I believe that for all Board Members it becomes our responsibility to talk with our own legislators or senators and inquire to their impression  of what is or what is not working and then to bring those issues back to our State Board and make plans on how to address the issue and help the legislature better understand the plans or prepare to make minor changes that might solve the problem for all concerned.  Understanding the issues on all fronts helps both the legislature and our State Board make better and more informed decisions.

10. Many students are working out of textbooks older than they are.
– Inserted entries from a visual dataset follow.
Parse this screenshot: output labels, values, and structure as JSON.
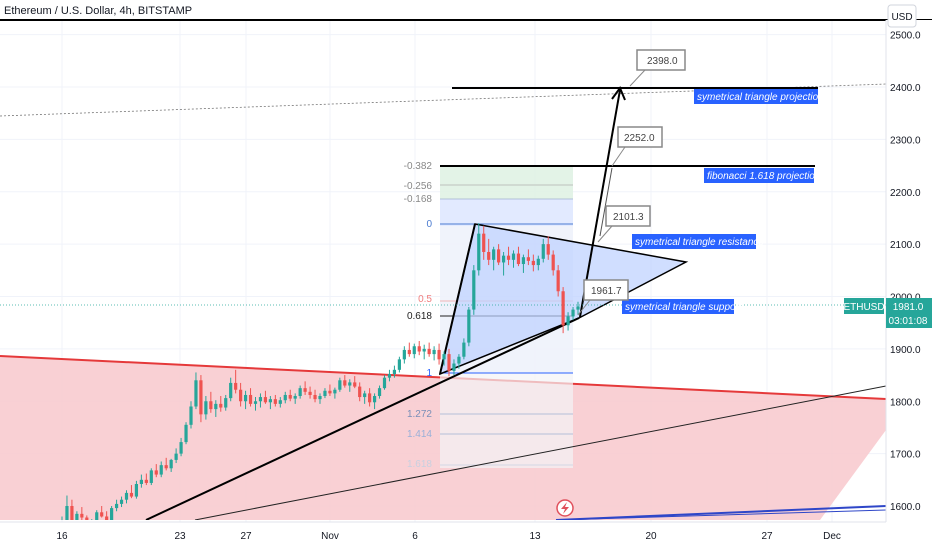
{
  "header": {
    "symbol_title": "Ethereum / U.S. Dollar, 4h, BITSTAMP"
  },
  "price_scale": {
    "currency_button": "USD",
    "ticks": [
      "1600.0",
      "1700.0",
      "1800.0",
      "1900.0",
      "2000.0",
      "2100.0",
      "2200.0",
      "2300.0",
      "2400.0",
      "2500.0"
    ],
    "symbol_tag": "ETHUSD",
    "last_price": "1981.0",
    "countdown": "03:01:08"
  },
  "time_scale": {
    "ticks": [
      "16",
      "23",
      "27",
      "Nov",
      "6",
      "13",
      "20",
      "27",
      "Dec"
    ]
  },
  "fibonacci": {
    "levels": [
      "-0.382",
      "-0.256",
      "-0.168",
      "0",
      "0.5",
      "0.618",
      "1",
      "1.272",
      "1.414",
      "1.618"
    ]
  },
  "annotations": {
    "triangle_projection": "symetrical triangle projection",
    "fib_projection": "fibonacci 1.618 projection",
    "triangle_resistance": "symetrical triangle resistance",
    "triangle_support": "symetrical triangle support",
    "callout_2398": "2398.0",
    "callout_2252": "2252.0",
    "callout_2101": "2101.3",
    "callout_1961": "1961.7"
  },
  "colors": {
    "bull": "#26a69a",
    "bear": "#ef5350",
    "label_bg": "#2962ff",
    "red_zone": "#f8c8cc",
    "triangle_fill": "#cfdcff"
  },
  "chart_data": {
    "type": "candlestick",
    "x_start": "Oct 12",
    "x_end": "Dec 3",
    "ylim": [
      1560,
      2510
    ],
    "ohlc_4h": [
      [
        1560,
        1580,
        1552,
        1572
      ],
      [
        1572,
        1620,
        1568,
        1600
      ],
      [
        1600,
        1612,
        1560,
        1570
      ],
      [
        1570,
        1590,
        1548,
        1585
      ],
      [
        1585,
        1598,
        1570,
        1578
      ],
      [
        1578,
        1582,
        1552,
        1560
      ],
      [
        1560,
        1575,
        1550,
        1570
      ],
      [
        1570,
        1592,
        1565,
        1588
      ],
      [
        1588,
        1600,
        1578,
        1580
      ],
      [
        1580,
        1590,
        1560,
        1566
      ],
      [
        1566,
        1600,
        1562,
        1596
      ],
      [
        1596,
        1612,
        1590,
        1604
      ],
      [
        1604,
        1618,
        1598,
        1612
      ],
      [
        1612,
        1630,
        1605,
        1625
      ],
      [
        1625,
        1640,
        1615,
        1618
      ],
      [
        1618,
        1648,
        1614,
        1642
      ],
      [
        1642,
        1660,
        1635,
        1650
      ],
      [
        1650,
        1662,
        1640,
        1644
      ],
      [
        1644,
        1672,
        1640,
        1668
      ],
      [
        1668,
        1680,
        1655,
        1660
      ],
      [
        1660,
        1685,
        1655,
        1678
      ],
      [
        1678,
        1692,
        1668,
        1672
      ],
      [
        1672,
        1690,
        1665,
        1688
      ],
      [
        1688,
        1710,
        1682,
        1700
      ],
      [
        1700,
        1730,
        1695,
        1722
      ],
      [
        1722,
        1760,
        1718,
        1755
      ],
      [
        1755,
        1800,
        1748,
        1790
      ],
      [
        1790,
        1855,
        1785,
        1840
      ],
      [
        1840,
        1850,
        1760,
        1775
      ],
      [
        1775,
        1810,
        1765,
        1800
      ],
      [
        1800,
        1818,
        1778,
        1785
      ],
      [
        1785,
        1802,
        1770,
        1795
      ],
      [
        1795,
        1810,
        1780,
        1788
      ],
      [
        1788,
        1812,
        1782,
        1806
      ],
      [
        1806,
        1845,
        1800,
        1835
      ],
      [
        1835,
        1860,
        1815,
        1822
      ],
      [
        1822,
        1835,
        1790,
        1800
      ],
      [
        1800,
        1820,
        1785,
        1812
      ],
      [
        1812,
        1825,
        1790,
        1795
      ],
      [
        1795,
        1808,
        1782,
        1800
      ],
      [
        1800,
        1815,
        1788,
        1808
      ],
      [
        1808,
        1820,
        1795,
        1798
      ],
      [
        1798,
        1810,
        1785,
        1804
      ],
      [
        1804,
        1812,
        1790,
        1795
      ],
      [
        1795,
        1808,
        1788,
        1802
      ],
      [
        1802,
        1818,
        1796,
        1812
      ],
      [
        1812,
        1822,
        1800,
        1805
      ],
      [
        1805,
        1815,
        1795,
        1810
      ],
      [
        1810,
        1830,
        1805,
        1825
      ],
      [
        1825,
        1838,
        1812,
        1818
      ],
      [
        1818,
        1828,
        1805,
        1812
      ],
      [
        1812,
        1822,
        1798,
        1804
      ],
      [
        1804,
        1815,
        1795,
        1810
      ],
      [
        1810,
        1825,
        1806,
        1820
      ],
      [
        1820,
        1832,
        1810,
        1815
      ],
      [
        1815,
        1826,
        1805,
        1822
      ],
      [
        1822,
        1845,
        1818,
        1840
      ],
      [
        1840,
        1850,
        1826,
        1830
      ],
      [
        1830,
        1842,
        1818,
        1836
      ],
      [
        1836,
        1848,
        1825,
        1828
      ],
      [
        1828,
        1836,
        1800,
        1808
      ],
      [
        1808,
        1820,
        1795,
        1815
      ],
      [
        1815,
        1825,
        1790,
        1798
      ],
      [
        1798,
        1815,
        1785,
        1810
      ],
      [
        1810,
        1830,
        1805,
        1825
      ],
      [
        1825,
        1850,
        1822,
        1845
      ],
      [
        1845,
        1860,
        1838,
        1852
      ],
      [
        1852,
        1868,
        1845,
        1860
      ],
      [
        1860,
        1885,
        1855,
        1880
      ],
      [
        1880,
        1905,
        1872,
        1898
      ],
      [
        1898,
        1912,
        1885,
        1890
      ],
      [
        1890,
        1910,
        1882,
        1905
      ],
      [
        1905,
        1915,
        1888,
        1895
      ],
      [
        1895,
        1908,
        1880,
        1900
      ],
      [
        1900,
        1912,
        1885,
        1890
      ],
      [
        1890,
        1905,
        1878,
        1898
      ],
      [
        1898,
        1910,
        1870,
        1880
      ],
      [
        1880,
        1895,
        1868,
        1890
      ],
      [
        1890,
        1900,
        1848,
        1858
      ],
      [
        1858,
        1880,
        1850,
        1872
      ],
      [
        1872,
        1890,
        1862,
        1885
      ],
      [
        1885,
        1920,
        1880,
        1912
      ],
      [
        1912,
        1980,
        1905,
        1975
      ],
      [
        1975,
        2060,
        1965,
        2050
      ],
      [
        2050,
        2140,
        2040,
        2120
      ],
      [
        2120,
        2135,
        2070,
        2085
      ],
      [
        2085,
        2110,
        2060,
        2070
      ],
      [
        2070,
        2095,
        2050,
        2090
      ],
      [
        2090,
        2100,
        2060,
        2065
      ],
      [
        2065,
        2085,
        2040,
        2078
      ],
      [
        2078,
        2095,
        2060,
        2070
      ],
      [
        2070,
        2088,
        2055,
        2082
      ],
      [
        2082,
        2095,
        2058,
        2062
      ],
      [
        2062,
        2080,
        2045,
        2075
      ],
      [
        2075,
        2090,
        2060,
        2068
      ],
      [
        2068,
        2080,
        2048,
        2060
      ],
      [
        2060,
        2078,
        2050,
        2072
      ],
      [
        2072,
        2110,
        2065,
        2100
      ],
      [
        2100,
        2115,
        2070,
        2080
      ],
      [
        2080,
        2088,
        2040,
        2050
      ],
      [
        2050,
        2060,
        2000,
        2010
      ],
      [
        2010,
        2018,
        1930,
        1945
      ],
      [
        1945,
        1970,
        1935,
        1962
      ],
      [
        1962,
        1980,
        1955,
        1975
      ],
      [
        1975,
        1990,
        1965,
        1981
      ]
    ]
  }
}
How will you work to modernize public education, and ensure Utah students are prepared to succeed in an increasingly technology-driven economy?

Over the years we have seen textbooks that cannot be rewritten to address some minor changes, without huge cost.  However, it is fairly easy to help post the necessary changes to certain subject on the internet or on a computer program that would help schools inform students of changes in the curriculum and would allow for consistent presentation of such information if properly posted on a computer based program.  Those issues, also based on computer programs could be used to inform the textbook companies and would allow for their input and support to improve the changes in their textbooks or help schools address it continually through other informational posting, such as computers or accompanying informational textbooks to address the changing issue.

11. In your opinion, what is the State Board’s role in shaping standards and assessment?

I believe the State Board must have the role of ratifying changes to standards and assessment.  I also believe they should be involved in the discussions so they understand the reasoning behind any changes or expectations.  However, those who play the major role in determining changes and the prospective changes necessary should be the teachers and specialist in the field in regard to the subject level they are working to update.  After teachers and specialists have made their proposed changes and documented and shared their reasoning with specialist in the field and the State Board, then the State Board should be responsible to make sure the data is properly stated as a standard and addressed correctly with the assessment tools necessary to evaluate the standards.

12. How do you plan to address the statewide teacher shortage, and what should the State Board do to help school districts and charter schools attract competent and effective teachers?

One of the major issues in the statewide teacher shortage is funding for quality teachers in the classroom.  It is very clear that for a full time position such as a teacher, that we must adequately support their salaries to meet the needs of their profession and their life styles.  Once we have our salary schedule in place to adequately fund educators, then we must provide for our educators in the classroom to have a voice in the determination of the school process, the adoption of support materials and sharing any concerns they may have in relationship to the proper placement of subject level instruction, and the placement of students, who may not be ready for the level of instruction need to be successful.  If we continue to treat teachers as the specialists they are in the field, the more we will come to have their support as we move to make changes or upgrade the curriculum, assessment and other issues for a quality education.